In October of 1943, one such gang severely beat two Jewish boys, Jacob Hondas and Harvey Blaustein. Upon arriving on the scene, law enforcement arrested the Jewish adolescents and brought them to Station 11, where Boston police officers beat them with rubber hoses. Even after these affronts, a judge ruled against the victims and fined them.
Father Charles Coughlin, known as ‘the founder of hate radio,’ was a leading proponent of American anti-Semitism during the 1930s (public domain)
“These attacks on Jewish children are the complete responsibility of Governor Saltonstall, Mayor Tobin, the church and the clergy — all of whom have for three years buck-passed and ignored the tragedy,” declared Frances Sweeney, publisher of “Boston City Reporter” and a formidable opponent of the Christian Front.
Calling Boston the most anti-Semitic city in the country, Sweeney reminded the public of past persecution endured by fellow Catholics.

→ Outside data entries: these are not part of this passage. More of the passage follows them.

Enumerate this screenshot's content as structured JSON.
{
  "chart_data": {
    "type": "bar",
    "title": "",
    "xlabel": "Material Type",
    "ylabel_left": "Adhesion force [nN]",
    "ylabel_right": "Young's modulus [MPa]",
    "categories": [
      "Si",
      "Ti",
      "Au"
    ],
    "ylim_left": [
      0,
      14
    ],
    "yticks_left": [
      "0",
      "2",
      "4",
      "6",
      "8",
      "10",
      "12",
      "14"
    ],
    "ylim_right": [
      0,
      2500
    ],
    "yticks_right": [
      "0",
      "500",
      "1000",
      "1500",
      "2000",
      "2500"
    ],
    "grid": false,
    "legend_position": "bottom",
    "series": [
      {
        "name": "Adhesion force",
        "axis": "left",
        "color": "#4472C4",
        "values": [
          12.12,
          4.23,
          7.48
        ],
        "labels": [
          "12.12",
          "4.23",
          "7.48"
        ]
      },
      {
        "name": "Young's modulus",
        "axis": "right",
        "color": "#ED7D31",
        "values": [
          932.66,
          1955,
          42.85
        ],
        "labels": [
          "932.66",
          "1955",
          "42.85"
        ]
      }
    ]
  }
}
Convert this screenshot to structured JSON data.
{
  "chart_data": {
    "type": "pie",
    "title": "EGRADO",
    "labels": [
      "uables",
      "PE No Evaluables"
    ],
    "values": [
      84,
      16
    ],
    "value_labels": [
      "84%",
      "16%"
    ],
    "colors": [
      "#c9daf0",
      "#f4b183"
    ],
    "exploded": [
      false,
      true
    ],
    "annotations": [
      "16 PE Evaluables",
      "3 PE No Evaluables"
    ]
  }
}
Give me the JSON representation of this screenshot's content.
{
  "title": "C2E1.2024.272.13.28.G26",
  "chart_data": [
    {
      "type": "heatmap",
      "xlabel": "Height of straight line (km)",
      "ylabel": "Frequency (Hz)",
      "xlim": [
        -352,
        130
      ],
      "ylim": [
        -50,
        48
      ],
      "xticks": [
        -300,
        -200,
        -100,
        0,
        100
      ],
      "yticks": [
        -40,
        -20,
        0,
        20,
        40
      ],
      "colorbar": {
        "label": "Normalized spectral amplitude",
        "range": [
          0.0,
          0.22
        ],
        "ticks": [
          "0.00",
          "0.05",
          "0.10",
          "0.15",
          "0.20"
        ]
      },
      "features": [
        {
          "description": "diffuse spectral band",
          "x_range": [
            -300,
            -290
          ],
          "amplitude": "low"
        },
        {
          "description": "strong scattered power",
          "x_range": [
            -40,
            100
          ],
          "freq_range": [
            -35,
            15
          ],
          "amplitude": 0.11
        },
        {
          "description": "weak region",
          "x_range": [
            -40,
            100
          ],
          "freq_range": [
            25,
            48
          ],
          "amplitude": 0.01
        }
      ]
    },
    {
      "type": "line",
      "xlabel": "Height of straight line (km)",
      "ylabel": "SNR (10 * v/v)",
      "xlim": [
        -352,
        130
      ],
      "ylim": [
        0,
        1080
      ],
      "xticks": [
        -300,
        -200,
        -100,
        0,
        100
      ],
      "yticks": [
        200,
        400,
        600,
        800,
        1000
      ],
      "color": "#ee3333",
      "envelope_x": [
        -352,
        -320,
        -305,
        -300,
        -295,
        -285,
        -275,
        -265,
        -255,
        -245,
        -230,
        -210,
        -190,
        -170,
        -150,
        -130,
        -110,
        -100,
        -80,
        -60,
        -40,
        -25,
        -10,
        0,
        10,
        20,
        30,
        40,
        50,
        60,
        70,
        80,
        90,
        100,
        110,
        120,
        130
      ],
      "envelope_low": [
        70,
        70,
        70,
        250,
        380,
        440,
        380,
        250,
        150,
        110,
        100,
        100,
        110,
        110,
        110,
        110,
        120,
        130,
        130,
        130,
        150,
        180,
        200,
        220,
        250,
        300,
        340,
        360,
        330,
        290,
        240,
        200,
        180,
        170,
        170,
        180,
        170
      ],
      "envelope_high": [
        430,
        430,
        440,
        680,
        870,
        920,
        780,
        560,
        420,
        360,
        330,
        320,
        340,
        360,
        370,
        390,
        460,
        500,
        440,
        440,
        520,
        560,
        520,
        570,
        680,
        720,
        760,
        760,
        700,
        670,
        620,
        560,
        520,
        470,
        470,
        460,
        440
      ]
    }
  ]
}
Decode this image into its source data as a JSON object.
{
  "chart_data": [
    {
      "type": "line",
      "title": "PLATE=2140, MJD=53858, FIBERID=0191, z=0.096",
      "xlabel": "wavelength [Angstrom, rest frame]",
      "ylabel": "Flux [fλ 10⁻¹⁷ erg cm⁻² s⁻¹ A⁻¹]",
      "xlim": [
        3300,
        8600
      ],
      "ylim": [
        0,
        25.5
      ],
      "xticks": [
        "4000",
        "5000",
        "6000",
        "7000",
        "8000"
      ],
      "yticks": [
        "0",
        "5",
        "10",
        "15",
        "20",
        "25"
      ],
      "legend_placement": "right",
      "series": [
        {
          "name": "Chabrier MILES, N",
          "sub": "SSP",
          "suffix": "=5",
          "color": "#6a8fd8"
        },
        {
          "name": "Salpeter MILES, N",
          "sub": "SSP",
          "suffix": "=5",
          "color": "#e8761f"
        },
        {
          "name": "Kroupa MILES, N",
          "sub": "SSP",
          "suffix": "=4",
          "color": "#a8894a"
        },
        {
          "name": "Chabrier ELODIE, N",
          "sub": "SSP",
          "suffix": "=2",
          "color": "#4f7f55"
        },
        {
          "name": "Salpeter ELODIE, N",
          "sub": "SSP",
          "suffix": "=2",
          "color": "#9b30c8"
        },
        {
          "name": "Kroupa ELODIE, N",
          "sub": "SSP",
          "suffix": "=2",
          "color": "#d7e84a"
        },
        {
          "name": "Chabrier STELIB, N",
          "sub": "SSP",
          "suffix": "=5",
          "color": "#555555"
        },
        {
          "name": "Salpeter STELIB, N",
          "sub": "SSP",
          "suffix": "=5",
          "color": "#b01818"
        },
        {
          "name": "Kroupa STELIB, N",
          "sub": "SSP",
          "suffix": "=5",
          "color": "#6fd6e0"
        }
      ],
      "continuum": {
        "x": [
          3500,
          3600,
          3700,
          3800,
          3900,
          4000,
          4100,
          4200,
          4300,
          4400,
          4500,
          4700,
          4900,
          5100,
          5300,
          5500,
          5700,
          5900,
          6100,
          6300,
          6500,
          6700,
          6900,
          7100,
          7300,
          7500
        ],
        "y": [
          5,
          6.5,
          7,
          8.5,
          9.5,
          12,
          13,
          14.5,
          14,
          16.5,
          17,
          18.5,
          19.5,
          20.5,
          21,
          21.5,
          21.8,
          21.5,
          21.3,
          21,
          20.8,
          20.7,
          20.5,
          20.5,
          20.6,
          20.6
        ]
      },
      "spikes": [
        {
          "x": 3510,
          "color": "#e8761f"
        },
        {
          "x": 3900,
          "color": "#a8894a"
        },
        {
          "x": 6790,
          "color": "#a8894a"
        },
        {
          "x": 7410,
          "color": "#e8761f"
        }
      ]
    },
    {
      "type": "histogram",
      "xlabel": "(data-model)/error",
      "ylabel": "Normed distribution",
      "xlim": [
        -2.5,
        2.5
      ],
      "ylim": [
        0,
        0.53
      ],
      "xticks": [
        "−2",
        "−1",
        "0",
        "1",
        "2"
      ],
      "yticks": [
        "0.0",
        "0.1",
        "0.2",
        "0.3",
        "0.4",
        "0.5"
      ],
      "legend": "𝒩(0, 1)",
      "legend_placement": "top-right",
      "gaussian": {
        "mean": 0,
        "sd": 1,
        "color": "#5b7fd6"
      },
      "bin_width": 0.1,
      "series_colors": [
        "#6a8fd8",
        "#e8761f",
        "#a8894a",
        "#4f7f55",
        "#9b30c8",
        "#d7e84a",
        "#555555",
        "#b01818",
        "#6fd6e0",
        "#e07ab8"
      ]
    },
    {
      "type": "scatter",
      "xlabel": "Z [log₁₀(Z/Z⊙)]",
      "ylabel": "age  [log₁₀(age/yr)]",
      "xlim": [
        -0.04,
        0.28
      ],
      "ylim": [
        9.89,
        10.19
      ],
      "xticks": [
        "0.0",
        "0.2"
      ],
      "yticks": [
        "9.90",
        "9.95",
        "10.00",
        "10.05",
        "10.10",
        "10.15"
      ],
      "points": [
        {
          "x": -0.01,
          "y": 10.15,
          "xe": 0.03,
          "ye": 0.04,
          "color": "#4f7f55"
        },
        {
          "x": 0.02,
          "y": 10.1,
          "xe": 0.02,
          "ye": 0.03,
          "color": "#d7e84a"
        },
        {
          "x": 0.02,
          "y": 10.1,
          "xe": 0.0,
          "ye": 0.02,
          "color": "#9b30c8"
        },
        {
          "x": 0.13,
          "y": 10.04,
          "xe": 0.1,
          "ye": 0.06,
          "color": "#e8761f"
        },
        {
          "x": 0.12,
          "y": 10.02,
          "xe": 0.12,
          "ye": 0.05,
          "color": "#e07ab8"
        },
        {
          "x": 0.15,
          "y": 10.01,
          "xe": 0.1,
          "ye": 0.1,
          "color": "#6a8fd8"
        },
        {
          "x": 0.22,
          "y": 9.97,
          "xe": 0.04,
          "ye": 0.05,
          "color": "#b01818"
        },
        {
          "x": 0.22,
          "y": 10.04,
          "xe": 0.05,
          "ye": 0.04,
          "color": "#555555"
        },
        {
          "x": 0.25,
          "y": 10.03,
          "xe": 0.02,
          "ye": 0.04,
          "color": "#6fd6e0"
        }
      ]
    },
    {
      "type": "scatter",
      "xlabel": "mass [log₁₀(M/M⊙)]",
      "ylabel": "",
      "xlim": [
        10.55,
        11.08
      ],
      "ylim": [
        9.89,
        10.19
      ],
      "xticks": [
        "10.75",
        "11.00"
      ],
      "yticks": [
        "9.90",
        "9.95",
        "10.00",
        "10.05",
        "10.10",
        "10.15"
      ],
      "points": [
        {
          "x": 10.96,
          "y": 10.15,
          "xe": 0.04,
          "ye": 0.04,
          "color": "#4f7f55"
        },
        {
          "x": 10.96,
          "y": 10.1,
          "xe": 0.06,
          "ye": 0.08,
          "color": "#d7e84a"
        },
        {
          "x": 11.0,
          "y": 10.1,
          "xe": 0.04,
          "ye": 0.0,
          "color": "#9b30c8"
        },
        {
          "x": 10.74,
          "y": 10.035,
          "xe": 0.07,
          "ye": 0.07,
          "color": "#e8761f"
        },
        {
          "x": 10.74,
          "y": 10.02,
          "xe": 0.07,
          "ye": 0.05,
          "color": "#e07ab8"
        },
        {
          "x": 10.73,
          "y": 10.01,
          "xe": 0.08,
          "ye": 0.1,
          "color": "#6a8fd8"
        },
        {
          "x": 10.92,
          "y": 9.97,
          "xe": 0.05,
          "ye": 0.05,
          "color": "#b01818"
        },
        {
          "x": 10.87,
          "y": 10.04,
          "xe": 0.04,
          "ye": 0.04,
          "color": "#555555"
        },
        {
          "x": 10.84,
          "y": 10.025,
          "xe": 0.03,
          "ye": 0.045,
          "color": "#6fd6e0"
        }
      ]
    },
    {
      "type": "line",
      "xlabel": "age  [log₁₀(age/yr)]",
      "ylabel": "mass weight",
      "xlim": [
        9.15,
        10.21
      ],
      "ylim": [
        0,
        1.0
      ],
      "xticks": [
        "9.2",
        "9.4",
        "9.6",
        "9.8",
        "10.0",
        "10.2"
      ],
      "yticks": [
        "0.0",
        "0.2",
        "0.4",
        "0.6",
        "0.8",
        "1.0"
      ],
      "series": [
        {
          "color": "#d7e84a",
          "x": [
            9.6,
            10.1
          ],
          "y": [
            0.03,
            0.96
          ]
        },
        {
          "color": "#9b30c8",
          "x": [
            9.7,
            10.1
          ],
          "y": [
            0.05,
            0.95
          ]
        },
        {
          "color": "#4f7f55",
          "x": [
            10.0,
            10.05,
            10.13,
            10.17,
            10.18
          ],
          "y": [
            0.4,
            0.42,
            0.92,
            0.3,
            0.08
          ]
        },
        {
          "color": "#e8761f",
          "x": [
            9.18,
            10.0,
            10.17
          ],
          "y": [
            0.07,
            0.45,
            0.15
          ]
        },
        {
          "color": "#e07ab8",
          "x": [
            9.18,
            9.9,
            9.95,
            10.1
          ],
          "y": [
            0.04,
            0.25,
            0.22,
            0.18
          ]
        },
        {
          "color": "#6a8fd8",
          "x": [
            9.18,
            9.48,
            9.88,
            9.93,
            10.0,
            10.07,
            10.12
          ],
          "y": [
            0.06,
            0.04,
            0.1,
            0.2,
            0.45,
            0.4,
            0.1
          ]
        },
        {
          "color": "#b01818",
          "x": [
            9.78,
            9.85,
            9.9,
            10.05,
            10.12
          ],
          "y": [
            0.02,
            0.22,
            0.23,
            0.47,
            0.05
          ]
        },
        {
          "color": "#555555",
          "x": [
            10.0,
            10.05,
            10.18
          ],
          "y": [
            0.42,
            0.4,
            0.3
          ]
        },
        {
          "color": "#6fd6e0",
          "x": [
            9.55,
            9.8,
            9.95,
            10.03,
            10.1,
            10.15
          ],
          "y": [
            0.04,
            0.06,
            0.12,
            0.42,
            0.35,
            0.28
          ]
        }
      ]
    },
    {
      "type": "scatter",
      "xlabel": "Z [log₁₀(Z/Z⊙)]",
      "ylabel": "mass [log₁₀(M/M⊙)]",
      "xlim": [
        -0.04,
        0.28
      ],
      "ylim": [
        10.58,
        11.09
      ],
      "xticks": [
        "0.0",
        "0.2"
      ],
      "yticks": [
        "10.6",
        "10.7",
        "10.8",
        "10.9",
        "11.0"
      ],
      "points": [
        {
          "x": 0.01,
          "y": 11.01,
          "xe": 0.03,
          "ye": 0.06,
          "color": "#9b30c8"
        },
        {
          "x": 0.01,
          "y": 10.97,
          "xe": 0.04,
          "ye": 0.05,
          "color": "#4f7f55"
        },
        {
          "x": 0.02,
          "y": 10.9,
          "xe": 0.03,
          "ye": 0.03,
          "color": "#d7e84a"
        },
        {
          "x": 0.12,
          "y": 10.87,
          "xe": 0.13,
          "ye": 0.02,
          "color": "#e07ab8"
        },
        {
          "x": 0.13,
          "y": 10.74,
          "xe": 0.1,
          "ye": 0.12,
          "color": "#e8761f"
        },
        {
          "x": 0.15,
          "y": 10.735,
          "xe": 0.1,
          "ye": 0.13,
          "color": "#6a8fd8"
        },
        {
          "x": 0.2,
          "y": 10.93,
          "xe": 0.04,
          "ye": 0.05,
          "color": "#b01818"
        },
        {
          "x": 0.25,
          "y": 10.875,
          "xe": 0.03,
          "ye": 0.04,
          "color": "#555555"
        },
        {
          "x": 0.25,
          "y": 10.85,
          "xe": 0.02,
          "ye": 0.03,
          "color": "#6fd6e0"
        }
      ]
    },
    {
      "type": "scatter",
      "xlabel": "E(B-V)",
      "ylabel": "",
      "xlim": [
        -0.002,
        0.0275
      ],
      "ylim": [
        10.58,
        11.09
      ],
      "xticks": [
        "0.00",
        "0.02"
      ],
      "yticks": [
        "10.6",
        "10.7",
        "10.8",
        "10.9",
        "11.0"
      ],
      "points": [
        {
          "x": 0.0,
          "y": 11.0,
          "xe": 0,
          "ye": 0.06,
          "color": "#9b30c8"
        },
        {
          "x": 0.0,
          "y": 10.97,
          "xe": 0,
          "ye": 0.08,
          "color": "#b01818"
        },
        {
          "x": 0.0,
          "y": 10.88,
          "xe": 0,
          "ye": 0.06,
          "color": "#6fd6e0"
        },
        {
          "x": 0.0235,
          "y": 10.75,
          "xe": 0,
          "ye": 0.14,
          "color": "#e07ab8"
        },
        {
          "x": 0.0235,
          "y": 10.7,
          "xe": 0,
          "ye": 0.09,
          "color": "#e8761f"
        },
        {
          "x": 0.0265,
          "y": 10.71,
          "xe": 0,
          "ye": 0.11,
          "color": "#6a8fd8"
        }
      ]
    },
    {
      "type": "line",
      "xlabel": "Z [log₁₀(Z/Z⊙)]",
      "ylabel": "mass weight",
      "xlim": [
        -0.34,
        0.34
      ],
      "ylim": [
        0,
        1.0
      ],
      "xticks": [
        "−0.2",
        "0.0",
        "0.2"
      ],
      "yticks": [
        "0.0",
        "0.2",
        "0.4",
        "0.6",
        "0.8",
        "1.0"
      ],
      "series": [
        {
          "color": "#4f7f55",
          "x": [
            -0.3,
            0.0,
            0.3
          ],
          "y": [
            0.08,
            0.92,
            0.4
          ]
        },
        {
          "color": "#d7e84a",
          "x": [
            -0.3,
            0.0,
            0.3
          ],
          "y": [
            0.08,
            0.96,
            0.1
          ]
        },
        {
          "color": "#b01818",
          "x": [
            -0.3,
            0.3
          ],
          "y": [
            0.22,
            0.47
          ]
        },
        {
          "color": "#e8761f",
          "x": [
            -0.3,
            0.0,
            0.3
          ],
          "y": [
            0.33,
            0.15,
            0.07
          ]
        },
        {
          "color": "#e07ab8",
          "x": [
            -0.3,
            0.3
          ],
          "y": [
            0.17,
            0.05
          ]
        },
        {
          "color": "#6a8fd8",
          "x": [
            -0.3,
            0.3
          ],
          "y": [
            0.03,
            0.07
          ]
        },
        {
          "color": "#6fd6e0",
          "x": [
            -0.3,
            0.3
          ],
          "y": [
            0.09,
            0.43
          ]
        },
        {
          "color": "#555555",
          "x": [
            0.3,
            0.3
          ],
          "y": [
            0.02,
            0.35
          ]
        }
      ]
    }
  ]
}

Known as “a one-woman crusade” against the Front, Sweeney also operated a “rumor clinic” out of the Boston Herald to combat Axis propaganda.
Thanks to Sweeney and other upstanders, anti-Semitism in Boston subsided after the war. The Jewish community started to organize, and a new church leader — Cardinal Richard Cushing — reached out in reconciliation. Although violence against Jews beset some of the same neighborhoods in the decades to come, those tensions were unrelated to the forgotten Nazis of Copley Square.